This Best of Bogue column originally was published Nov. 6, 2008.
Dear Gary: This past summer I had an unusual close encounter with a large Canada goose.
My husband and I were walking down a dirt road behind our cabin on Lake Superior in Michigan's Upper Peninsula. Up ahead of us we saw a goose flying at treetop level winging its way toward the lake about 100 feet away.
Suddenly the goose clipped the topmost branches and immediately began to plummet in a downward arc directly toward me. The goose was desperately flapping its wings trying to stabilize itself and was wobbling from side to side. This all happened so fast and I was doing my "get out of the way of the goose" dance.
He zigged, I zagged, and we kept this up until he landed with a big thud right at my feet. If I had taken just one more step the goose would have scored a direct hit and knocked me right over.
I stood there like a deer in the headlights trying to process what had happened. The goose picked itself right up and with as much dignity as it could muster stomped off through the woods toward the lake, honking noisily all the way.
Gary, what could have caused that goose to just fly into the tree like that? Maybe he was ill, a little distracted, or had a faulty GPS? I've been wondering about that all this time. He was a full-size adult so it wasn't a case of a young one's maiden flight.
DEAR BARBARA: Believe it or not, wild creatures aren't perfect. Sometimes they stumble, slip, fall, bump and crash into things just like us awkward humans.
I once saw a deer slip and fall as it was dashing across the road in front of my car. She picked herself up and kept running.
About 20 years ago, a mountain lion was found lying at the bottom of a hill next to a road in the Big Sur area just past Carmel. It had a big hole in its breast and game wardens were pretty sure someone illegally shot the big cat. However, after investigating the scene, they discovered a sharp pointy branch sticking out from a manzanita bush, covered with blood.
The lion apparently impaled itself on the branch while chasing a deer, slipped off and rolled down the hill.
DEAR GARY: I was serenaded last night to the sound of two owls in the tall pine trees next to my house -- in the fox squirrel tree.
Can you help identify them? Per my bird guide I think they may be great horned owls. One called "who who who, whoo whoo whoo" and another answered nearby with a higher pitched call in a similar six to seven hoot melody.

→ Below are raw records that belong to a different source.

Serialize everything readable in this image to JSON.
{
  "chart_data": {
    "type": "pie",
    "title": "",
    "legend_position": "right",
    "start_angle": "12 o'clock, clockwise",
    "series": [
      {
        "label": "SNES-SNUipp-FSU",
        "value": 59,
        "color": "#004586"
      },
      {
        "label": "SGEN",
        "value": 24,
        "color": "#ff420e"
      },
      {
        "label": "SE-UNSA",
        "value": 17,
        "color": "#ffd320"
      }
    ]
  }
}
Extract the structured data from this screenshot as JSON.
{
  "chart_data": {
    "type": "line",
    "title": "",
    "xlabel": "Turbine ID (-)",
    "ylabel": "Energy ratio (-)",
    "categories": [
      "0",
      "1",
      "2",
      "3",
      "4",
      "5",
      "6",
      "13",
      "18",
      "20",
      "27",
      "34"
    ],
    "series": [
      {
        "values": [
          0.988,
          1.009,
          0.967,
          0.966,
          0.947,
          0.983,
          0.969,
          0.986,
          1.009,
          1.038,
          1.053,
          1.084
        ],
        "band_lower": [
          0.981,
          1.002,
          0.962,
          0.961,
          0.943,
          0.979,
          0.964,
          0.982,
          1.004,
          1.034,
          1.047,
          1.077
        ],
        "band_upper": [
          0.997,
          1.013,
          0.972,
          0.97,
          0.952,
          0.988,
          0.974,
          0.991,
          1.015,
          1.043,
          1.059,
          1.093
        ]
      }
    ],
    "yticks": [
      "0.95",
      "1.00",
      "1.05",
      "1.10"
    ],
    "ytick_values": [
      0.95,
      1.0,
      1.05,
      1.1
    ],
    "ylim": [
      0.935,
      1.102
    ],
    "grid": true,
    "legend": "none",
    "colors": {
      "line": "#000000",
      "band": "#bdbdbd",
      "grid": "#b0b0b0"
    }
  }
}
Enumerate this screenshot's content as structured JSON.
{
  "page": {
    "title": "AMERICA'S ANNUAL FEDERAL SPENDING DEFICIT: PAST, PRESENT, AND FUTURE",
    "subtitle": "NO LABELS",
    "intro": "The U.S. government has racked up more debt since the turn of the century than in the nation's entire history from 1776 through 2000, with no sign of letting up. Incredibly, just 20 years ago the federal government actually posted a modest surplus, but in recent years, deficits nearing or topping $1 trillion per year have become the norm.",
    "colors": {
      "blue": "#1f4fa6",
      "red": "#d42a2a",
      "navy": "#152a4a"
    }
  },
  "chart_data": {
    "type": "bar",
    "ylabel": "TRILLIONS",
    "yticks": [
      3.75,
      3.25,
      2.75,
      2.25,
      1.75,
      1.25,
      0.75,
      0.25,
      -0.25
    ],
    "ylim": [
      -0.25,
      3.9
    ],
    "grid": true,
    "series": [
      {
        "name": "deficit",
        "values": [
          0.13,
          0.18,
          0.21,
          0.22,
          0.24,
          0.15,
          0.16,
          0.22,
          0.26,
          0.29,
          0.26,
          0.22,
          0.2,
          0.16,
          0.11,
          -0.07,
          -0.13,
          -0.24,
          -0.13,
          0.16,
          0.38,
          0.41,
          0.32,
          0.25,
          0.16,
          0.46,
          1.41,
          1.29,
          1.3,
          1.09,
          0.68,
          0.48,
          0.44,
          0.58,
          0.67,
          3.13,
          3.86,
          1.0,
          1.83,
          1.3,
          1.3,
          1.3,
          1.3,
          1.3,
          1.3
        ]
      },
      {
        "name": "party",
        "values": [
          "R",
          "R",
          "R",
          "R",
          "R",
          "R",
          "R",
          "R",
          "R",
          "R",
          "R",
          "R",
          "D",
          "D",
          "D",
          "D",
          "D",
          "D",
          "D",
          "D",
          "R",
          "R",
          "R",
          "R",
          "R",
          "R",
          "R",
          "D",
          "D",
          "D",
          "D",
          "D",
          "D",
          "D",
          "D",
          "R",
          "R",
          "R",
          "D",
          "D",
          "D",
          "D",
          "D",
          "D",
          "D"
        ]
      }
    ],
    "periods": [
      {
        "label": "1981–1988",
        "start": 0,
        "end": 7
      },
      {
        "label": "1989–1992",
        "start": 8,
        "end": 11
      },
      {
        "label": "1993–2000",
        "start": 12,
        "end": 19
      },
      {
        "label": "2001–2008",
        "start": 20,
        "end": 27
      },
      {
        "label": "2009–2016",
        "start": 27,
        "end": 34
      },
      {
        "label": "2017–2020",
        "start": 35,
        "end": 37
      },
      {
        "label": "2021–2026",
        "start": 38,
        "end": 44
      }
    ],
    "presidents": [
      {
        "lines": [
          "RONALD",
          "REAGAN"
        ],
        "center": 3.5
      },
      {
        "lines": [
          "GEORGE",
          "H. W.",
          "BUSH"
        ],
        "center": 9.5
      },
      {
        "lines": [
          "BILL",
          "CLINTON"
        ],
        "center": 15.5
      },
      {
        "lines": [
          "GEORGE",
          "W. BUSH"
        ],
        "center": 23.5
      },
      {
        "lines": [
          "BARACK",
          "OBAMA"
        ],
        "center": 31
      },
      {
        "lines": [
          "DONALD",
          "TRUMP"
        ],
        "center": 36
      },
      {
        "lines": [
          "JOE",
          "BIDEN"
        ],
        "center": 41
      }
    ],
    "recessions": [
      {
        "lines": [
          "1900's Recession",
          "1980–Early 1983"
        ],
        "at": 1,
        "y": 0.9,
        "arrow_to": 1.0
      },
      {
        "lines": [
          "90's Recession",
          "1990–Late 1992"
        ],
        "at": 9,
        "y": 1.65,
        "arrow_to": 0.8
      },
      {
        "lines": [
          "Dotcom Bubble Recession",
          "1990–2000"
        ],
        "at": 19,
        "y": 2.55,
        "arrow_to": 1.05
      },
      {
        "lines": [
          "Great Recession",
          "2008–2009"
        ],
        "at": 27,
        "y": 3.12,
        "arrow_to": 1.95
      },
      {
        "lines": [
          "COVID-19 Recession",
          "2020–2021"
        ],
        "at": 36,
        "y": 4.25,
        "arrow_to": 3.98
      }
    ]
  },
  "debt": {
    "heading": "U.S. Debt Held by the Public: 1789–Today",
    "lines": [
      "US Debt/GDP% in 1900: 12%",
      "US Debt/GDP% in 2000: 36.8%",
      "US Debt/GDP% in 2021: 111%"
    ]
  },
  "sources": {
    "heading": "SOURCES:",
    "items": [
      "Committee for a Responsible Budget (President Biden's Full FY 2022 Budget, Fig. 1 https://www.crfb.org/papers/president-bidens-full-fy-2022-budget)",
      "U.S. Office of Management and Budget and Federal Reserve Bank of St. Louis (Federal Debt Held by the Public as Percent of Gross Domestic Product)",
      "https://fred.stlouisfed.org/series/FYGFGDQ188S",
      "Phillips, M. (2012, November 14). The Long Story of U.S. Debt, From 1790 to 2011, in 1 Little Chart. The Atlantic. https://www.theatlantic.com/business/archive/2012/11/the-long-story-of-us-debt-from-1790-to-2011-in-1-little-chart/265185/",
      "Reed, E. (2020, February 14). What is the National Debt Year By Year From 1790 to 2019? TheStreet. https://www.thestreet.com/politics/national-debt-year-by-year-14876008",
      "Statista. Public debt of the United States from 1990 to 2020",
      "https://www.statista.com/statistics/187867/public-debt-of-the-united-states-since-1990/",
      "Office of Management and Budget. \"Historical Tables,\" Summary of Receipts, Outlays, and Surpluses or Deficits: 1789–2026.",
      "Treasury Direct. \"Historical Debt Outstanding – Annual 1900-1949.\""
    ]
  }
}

Are they mating? I heard this same tonal melody once before last winter, I think for about a week. They must be passing through because I don't usually hear them.
How do I make them stay, besides offering my tasty squirrel family?
DEAR MARLENE: Great horned owls it is. This is breeding season for them and they're hooting up a storm to attract mates.
Sounds like there's a match being made in your yard.
Whether they stay or not is up to them. They may be passing through, or one might have a nearby nest hole staked out. They could even be living near you right now and you don't know about it because you're asleep when they're out and about.